Ichthyosis Prematurity Syndrome

A number sign (#) is used with this entry because ichthyosis prematurity syndrome (IPS) is caused by mutation in the FATP4 (SLC27A4; 604194) gene.

Clinical Features

Autosomal recessive congenital ichthyosis is a clinically and genetically heterogeneous group of inherited keratinization disorders. The rare subtype ichthyosis prematurity syndrome presents with complications at mid-trimester of pregnancy leading to prematurity, a thick caseous and desquamating skin, respiratory complications, and persistent eosinophilia. Skin features evolve into a flat follicular hyperkeratosis with atopy (Klar et al., 2004).

Population Genetics

IPS has a high prevalence in a small geographic region in middle Norway and adjacent Sweden (see Anton-Lamprecht, 1992 and Klar et al., 2004). Cases have been reported in other ethnic groups (see, e.g., Niemi et al., 1993 and Brusasco et al., 1997).

Mapping

Klar et al. (2004) performed genomewide linkage analysis in 16 families with ichthyosis prematurity syndrome from Norway and Sweden. Thirteen families had 1 or 2 affected members or had pairs of sibs with at least 1 affected; 3 families had 1 affected single child. A maximum multipoint lod score of 3.73 at theta = 0.0 was obtained with the short tandem repeat D9S778. A 12-cM region was defined by haplotype analysis and recombinant events at D9S250 and D9S63. This region was further refined by allelic association to a 1-Mb region at chromosome 9q33.3-q34.13 with no indication of genetic heterogeneity. Haplotype analysis suggested the presence of 2 founder mutations.

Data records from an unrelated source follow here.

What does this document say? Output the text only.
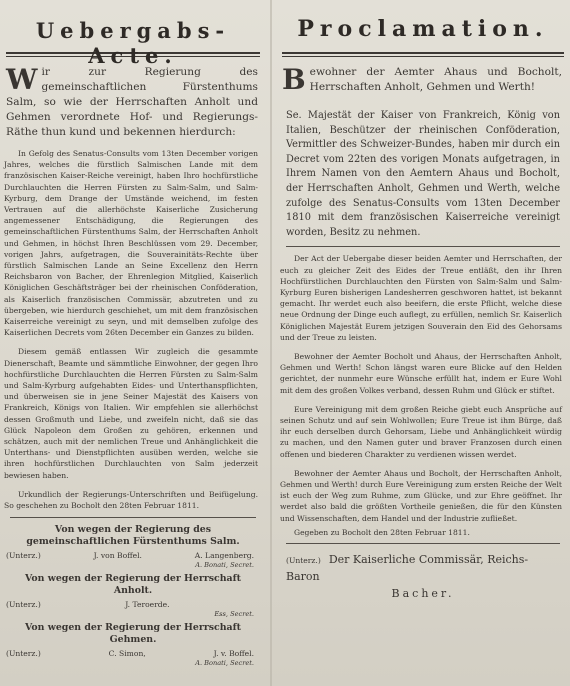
Uebergabs-Acte.
Wir zur Regierung des gemeinschaftlichen Fürstenthums Salm, so wie der Herrschaften Anholt und Gehmen verordnete Hof- und Regierungs-Räthe thun kund und bekennen hierdurch:
In Gefolg des Senatus-Consults vom 13ten December vorigen Jahres, welches die fürstlich Salmischen Lande mit dem französischen Kaiser-Reiche vereinigt, haben Ihro hochfürstliche Durchlauchten die Herren Fürsten zu Salm-Salm, und Salm-Kyrburg, dem Drange der Umstände weichend, im festen Vertrauen auf die allerhöchste Kaiserliche Zusicherung angemessener Entschädigung, die Regierungen des gemeinschaftlichen Fürstenthums Salm, der Herrschaften Anholt und Gehmen, in höchst Ihren Beschlüssen vom 29. December, vorigen Jahrs, aufgetragen, die Souverainitäts-Rechte über fürstlich Salmischen Lande an Seine Excellenz den Herrn Reichsbaron von Bacher, der Ehrenlegion Mitglied, Kaiserlich Königlichen Geschäftsträger bei der rheinischen Conföderation, als Kaiserlich französischen Commissär, abzutreten und zu übergeben, wie hierdurch geschiehet, um mit dem französischen Kaiserreiche vereinigt zu seyn, und mit demselben zufolge des Kaiserlichen Decrets vom 26ten December ein Ganzes zu bilden.
Diesem gemäß entlassen Wir zugleich die gesammte Dienerschaft, Beamte und sämmtliche Einwohner, der gegen Ihro hochfürstliche Durchlauchten die Herren Fürsten zu Salm-Salm und Salm-Kyrburg aufgehabten Eides- und Unterthanspflichten, und überweisen sie in jene Seiner Majestät des Kaisers von Frankreich, Königs von Italien. Wir empfehlen sie allerhöchst dessen Großmuth und Liebe, und zweifeln nicht, daß sie das Glück Napoleon dem Großen zu gehören, erkennen und schätzen, auch mit der nemlichen Treue und Anhänglichkeit die Unterthans- und Dienstpflichten ausüben werden, welche sie ihren hochfürstlichen Durchlauchten von Salm jederzeit bewiesen haben.
Urkundlich der Regierungs-Unterschriften und Beifügelung. So geschehen zu Bocholt den 28ten Februar 1811.
Von wegen der Regierung des gemeinschaftlichen Fürstenthums Salm.
(Unterz.)	J. von Boffel.	A. Langenberg.
A. Bonati, Secret.
Von wegen der Regierung der Herrschaft Anholt.
(Unterz.)	J. Teroerde.
Ess, Secret.
Von wegen der Regierung der Herrschaft Gehmen.
(Unterz.)	C. Simon,	J. v. Boffel.
A. Bonati, Secret.
Proclamation.
Bewohner der Aemter Ahaus und Bocholt, Herrschaften Anholt, Gehmen und Werth!
Se. Majestät der Kaiser von Frankreich, König von Italien, Beschützer der rheinischen Conföderation, Vermittler des Schweizer-Bundes, haben mir durch ein Decret vom 22ten des vorigen Monats aufgetragen, in Ihrem Namen von den Aemtern Ahaus und Bocholt, der Herrschaften Anholt, Gehmen und Werth, welche zufolge des Senatus-Consults vom 13ten December 1810 mit dem französischen Kaiserreiche vereinigt worden, Besitz zu nehmen.
Der Act der Uebergabe dieser beiden Aemter und Herrschaften, der euch zu gleicher Zeit des Eides der Treue entläßt, den ihr Ihren Hochfürstlichen Durchlauchten den Fürsten von Salm-Salm und Salm-Kyrburg Euren bisherigen Landesherren geschworen hattet, ist bekannt gemacht. Ihr werdet euch also beeifern, die erste Pflicht, welche diese neue Ordnung der Dinge euch auflegt, zu erfüllen, nemlich Sr. Kaiserlich Königlichen Majestät Eurem jetzigen Souverain den Eid des Gehorsams und der Treue zu leisten.
Bewohner der Aemter Bocholt und Ahaus, der Herrschaften Anholt, Gehmen und Werth! Schon längst waren eure Blicke auf den Helden gerichtet, der nunmehr eure Wünsche erfüllt hat, indem er Eure Wohl mit dem des großen Volkes verband, dessen Ruhm und Glück er stiftet.
Eure Vereinigung mit dem großen Reiche giebt euch Ansprüche auf seinen Schutz und auf sein Wohlwollen; Eure Treue ist ihm Bürge, daß ihr euch derselben durch Gehorsam, Liebe und Anhänglichkeit würdig zu machen, und den Namen guter und braver Franzosen durch einen offenen und biederen Charakter zu verdienen wissen werdet.
Bewohner der Aemter Ahaus und Bocholt, der Herrschaften Anholt, Gehmen und Werth! durch Eure Vereinigung zum ersten Reiche der Welt ist euch der Weg zum Ruhme, zum Glücke, und zur Ehre geöffnet. Ihr werdet also bald die größten Vortheile genießen, die für den Künsten und Wissenschaften, dem Handel und der Industrie zufließet.
Gegeben zu Bocholt den 28ten Februar 1811.
(Unterz.) Der Kaiserliche Commissär, Reichs-Baron
Bacher.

In 28 affected and 22 healthy sibs from 22 unrelated Norwegian and Swedish families with ichthyosis prematurity syndrome, 13 of which had been previously studied by Klar et al. (2004), Melin et al. (2006) confirmed linkage to chromosome 9q33.3-q34.13 and refined the IPS haplotype to a 76-kb core region. Sequencing of DNA from 3 patients revealed no alterations in the exons or flanking intronic sequences of 4 candidate genes, TBC1D13 (616218), ENDOG (600440), C9ORF114, and CCBL1 (600547), and there were no significant differences in transcript levels between patients and controls for those genes. Based on the average length of the haplotype in IPS patients, the age of a founder mutation was calculated to be approximately 1,900 years.

Klar et al. (2009) performed a homozygosity scan on a consanguineous family of North African origin in which several individuals had ichthyosis prematurity syndrome. Affected family members were found to be homozygous for a 76-kb genomic region on chromosome 9p that coincided with the IPS locus in the Scandinavian families.

Pathogenesis

Klar et al. (2009) observed abnormal distribution of lipids between epidermal layers in ichthyosis prematurity syndrome that is consistent with the expression pattern of FATP4 in normal epidermis, and suggested a defect in lipid homeostasis and skin barrier formation in IPS. Klar et al. (2009) also demonstrated that FATP4 deficiency in human fibroblasts is associated with reduced VLCFA-CoA synthetase activity and a reduced incorporation of VLCFA into neutral and polar lipids.

Molecular Genetics

Klar et al. (2009) performed sequence analysis of the FATP4 gene in a North African family, a Middle Eastern family, and 18 families of Scandinavian origin segregating IPS. They identified 7 different mutations. All affected members of the Scandinavian families were homozygous or compound heterozygous for a nonsense mutation (C168X; 604194.0001), indicating a founder effect. A splice site mutation (604194.0002) and a missense mutation (604194.0007) were identified in homozygosity in affected members of the North African and the Middle Eastern families, respectively. None of the mutations were found in 120 healthy control individuals.